Sometimes we cannot obtain a data value for each case. Values are lost, experiments are ruined, respondents don’t respond, observations are not observed, records are not recorded, and so on. You can indicate a missing data value in a quantitative variable with a blank or with any non-numeric characters. Any data value that isn’t a valid number is treated as a missing value by any operation that requires numbers. Thus you can label missing values with information about the cause of the omission (e.g. “bad point” or “Holiday”)

Monetary unit symbols ($, £, ¥, €) and commas separating thousands digits are not considered non-numeric and are read correctly. Percent (%) and cents (¢) symbols following a number indicate that it should be divided by 100 before being used in calculations. Data Desk also correctly interprets numbers when your computer is set to the European standard of separating thousands with a “.” and decimals with “,” .

Sometimes it is useful to mark a case as missing temporarily to remove it from an analysis. One easy way to do so is to place a non=numeric character in front of the case value. A

“*” makes a good marker that is easy to find and remove when the numeric value is needed again. The data value “*3.4” is treated as missing, but preserves its original numeric value for later reference. To mark a case without making it missing, use a money symbol.

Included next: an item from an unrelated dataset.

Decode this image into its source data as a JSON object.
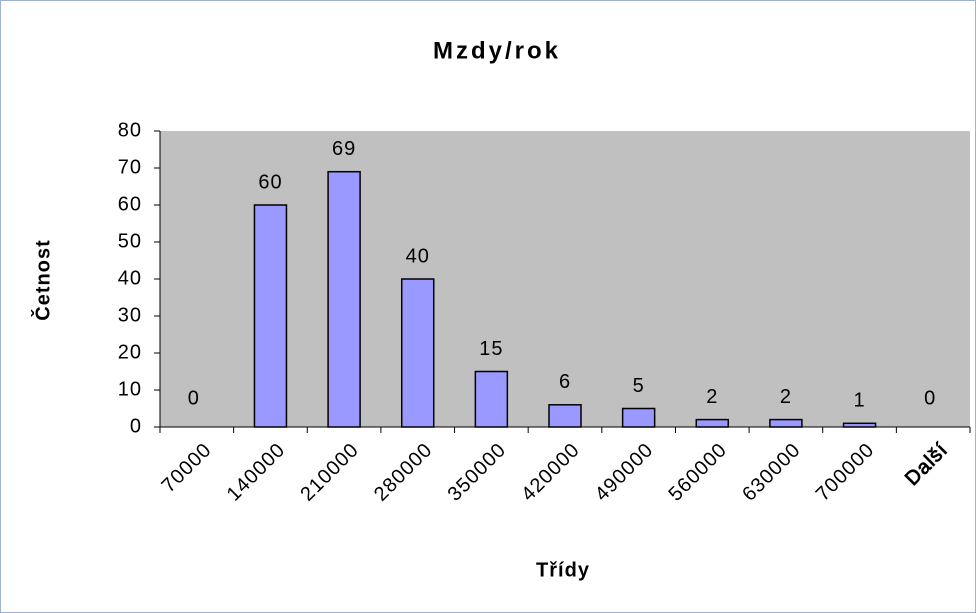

When Data Desk opens a variable that resulted from an internal computation, it displays missing values with the “•” symbol. You can type this symbol as Alt-8 on Windows, or Option-8 on Mac. Data consisting of category or group names is considered missing only if the case is empty or consists of a •.  Otherwise, the text will be considered a category name.

Data Desk represents missing values internally with a construct called a NaN, or “Not a Number”. NaNs also result from calculations that involve missing values, or from calculations that yield a non-numeric result (such as the square root of –1 or the log of 0).